Your car can either: 
A. Continue through the intersection, saving yourself, but killing one street-crossing pedestrian.
B. Swerve into a barrier, saving the pedestrian, but killing you, the passenger.
As the passenger in this scenario, what would you want your car to do?

Personally, I would want my self-driving car to save itself and its owner, killing the pedestrian in this scenario. But what if the pedestrian was a child? Or a homeless person? Or a doctor? Or what if there are three pedestrians? What about the scenario shown below?
5 people are inside the car, 5 people are in the crosswalk,
the pedestrians are illegally crossing the street on a red signal.
These dilemmas are variations of the classic trolley problem, but now the stakes are much higher, and the scenarios could be happening daily. In 2070, we will be expecting our self-driving cars to make these kinds of moral decisions on the spot, but without a strong ethical and moral foundation for decision-making, the car would likely just choose whichever option saves the most people, which is not always viewed as the most ethical move.
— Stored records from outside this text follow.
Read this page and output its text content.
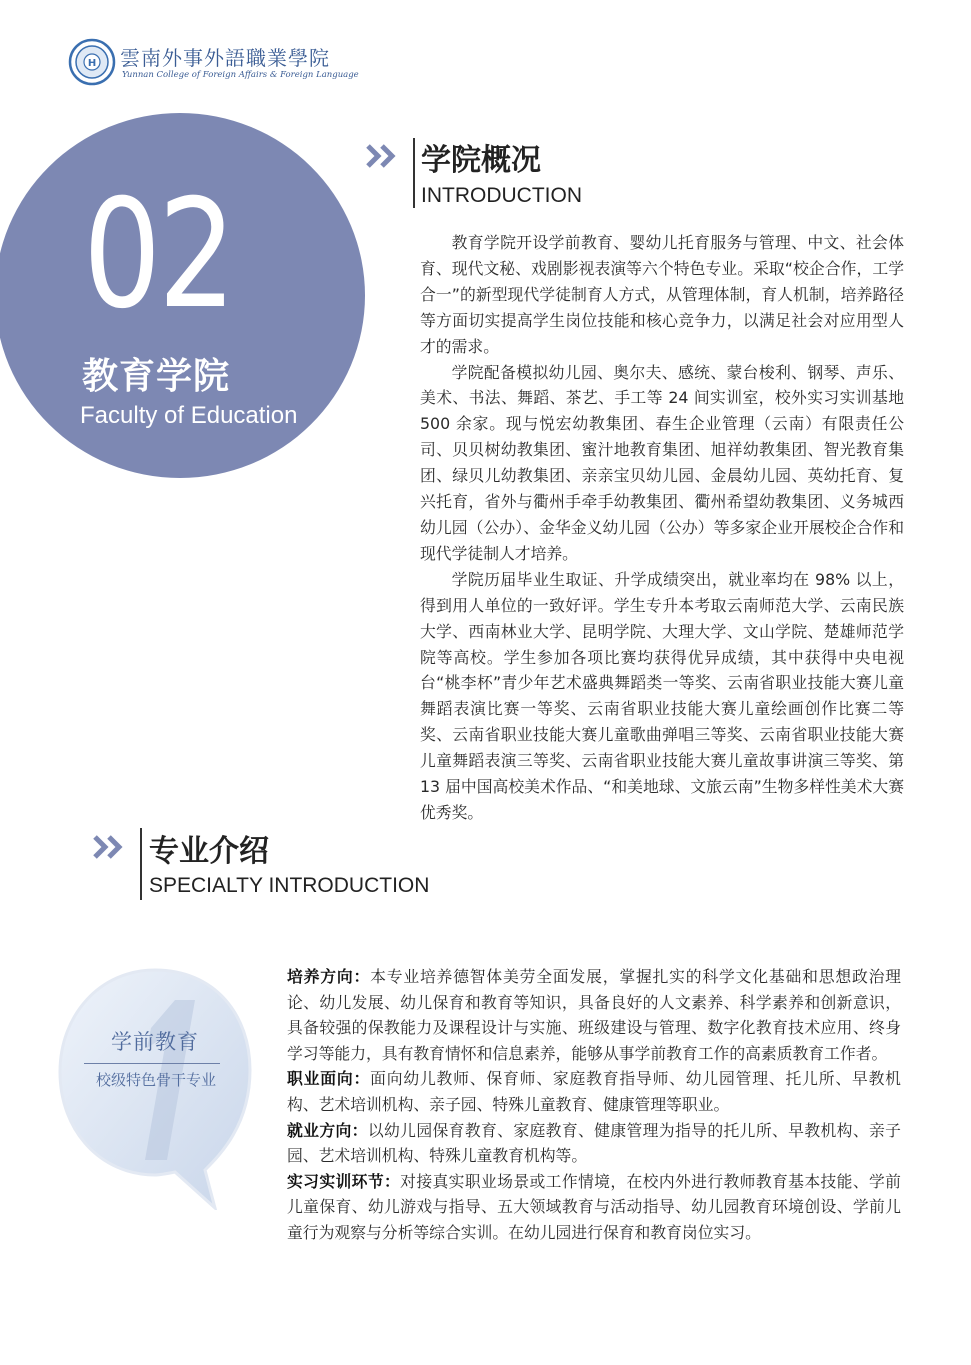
H 雲南外事外語職業學院
Yunnan College of Foreign Affairs & Foreign Language
02
教育学院
Faculty of Education
学院概况
INTRODUCTION

教育学院开设学前教育、婴幼儿托育服务与管理、中文、社会体育、现代文秘、戏剧影视表演等六个特色专业。采取“校企合作，工学合一”的新型现代学徒制育人方式，从管理体制，育人机制，培养路径等方面切实提高学生岗位技能和核心竞争力，以满足社会对应用型人才的需求。

学院配备模拟幼儿园、奥尔夫、感统、蒙台梭利、钢琴、声乐、美术、书法、舞蹈、茶艺、手工等 24 间实训室，校外实习实训基地 500 余家。现与悦宏幼教集团、春生企业管理（云南）有限责任公司、贝贝树幼教集团、蜜汁地教育集团、旭祥幼教集团、智光教育集团、绿贝儿幼教集团、亲亲宝贝幼儿园、金晨幼儿园、英幼托育、复兴托育，省外与衢州手牵手幼教集团、衢州希望幼教集团、义务城西幼儿园（公办）、金华金义幼儿园（公办）等多家企业开展校企合作和现代学徒制人才培养。

学院历届毕业生取证、升学成绩突出，就业率均在 98% 以上，得到用人单位的一致好评。学生专升本考取云南师范大学、云南民族大学、西南林业大学、昆明学院、大理大学、文山学院、楚雄师范学院等高校。学生参加各项比赛均获得优异成绩，其中获得中央电视台“桃李杯”青少年艺术盛典舞蹈类一等奖、云南省职业技能大赛儿童舞蹈表演比赛一等奖、云南省职业技能大赛儿童绘画创作比赛二等奖、云南省职业技能大赛儿童歌曲弹唱三等奖、云南省职业技能大赛儿童舞蹈表演三等奖、云南省职业技能大赛儿童故事讲演三等奖、第 13 届中国高校美术作品、“和美地球、文旅云南”生物多样性美术大赛优秀奖。

专业介绍
SPECIALTY INTRODUCTION
学前教育
校级特色骨干专业

培养方向：本专业培养德智体美劳全面发展，掌握扎实的科学文化基础和思想政治理论、幼儿发展、幼儿保育和教育等知识，具备良好的人文素养、科学素养和创新意识，具备较强的保教能力及课程设计与实施、班级建设与管理、数字化教育技术应用、终身学习等能力，具有教育情怀和信息素养，能够从事学前教育工作的高素质教育工作者。

职业面向：面向幼儿教师、保育师、家庭教育指导师、幼儿园管理、托儿所、早教机构、艺术培训机构、亲子园、特殊儿童教育、健康管理等职业。

就业方向：以幼儿园保育教育、家庭教育、健康管理为指导的托儿所、早教机构、亲子园、艺术培训机构、特殊儿童教育机构等。

实习实训环节：对接真实职业场景或工作情境，在校内外进行教师教育基本技能、学前儿童保育、幼儿游戏与指导、五大领域教育与活动指导、幼儿园教育环境创设、学前儿童行为观察与分析等综合实训。在幼儿园进行保育和教育岗位实习。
This the dilemma that Luciano Floridi and J.W. Sanders realized in their 2004 article, On the morality of artificial agents. Frances Grodzinsky built on their ideas in his 2008 paper, Ethics of Designing Artificial Agents, where he directly talks about how developers should ethically implement their artificial intelligences with learning and intentionality to develop a morally motivated artificial intelligence.

This is the problem that researchers at MIT set out to solve in 2016, and they ended up creating the Moral Machine, an online experiment that was designed to create a human foundation for moral decision-making in autonomous vehicles. Since the release of the Moral Machine onto the internet, over 40 million decisions have been recorded in ten languages from people in 233 countries and regions. Using machine learning, MIT’s Moral Machine has now formed a strong basis on which to make educated, ethical decisions about who lives and who dies. I highly recommend heading to the Moral Machine website and judging a full set of 13 scenarios. At the end, the machine will output an in depth breakdown of your decision-making preferences. Here’s my report, comment your report links below!

1 comment:

  1. I loved reading your blog, and I think your application of Floridi’s and Grodzinsky’s papers to self-driving cars was really interesting. The ethical decisions required in these scenarios also seem a lot more ambiguous than some of the other things we’ve discussed, so I’m glad you decided to write about it. I really liked how you set up your blog with the car’s decision/diagrams and context from MIT’s Moral Machine, but I think it would be useful if you incorporated a little bit more from Floridi’s and Grodzinsky’s readings for analysis. If I remember correctly, an important part of Grodzinsky’s paper was that, even if an artificial agent like self-driving cars has learning and intentionality, the designer still has some moral responsibility for the actions of the agent. How do you think that applies to this scenario? What stake do you think designers have in the moral decisions of self-driving cars?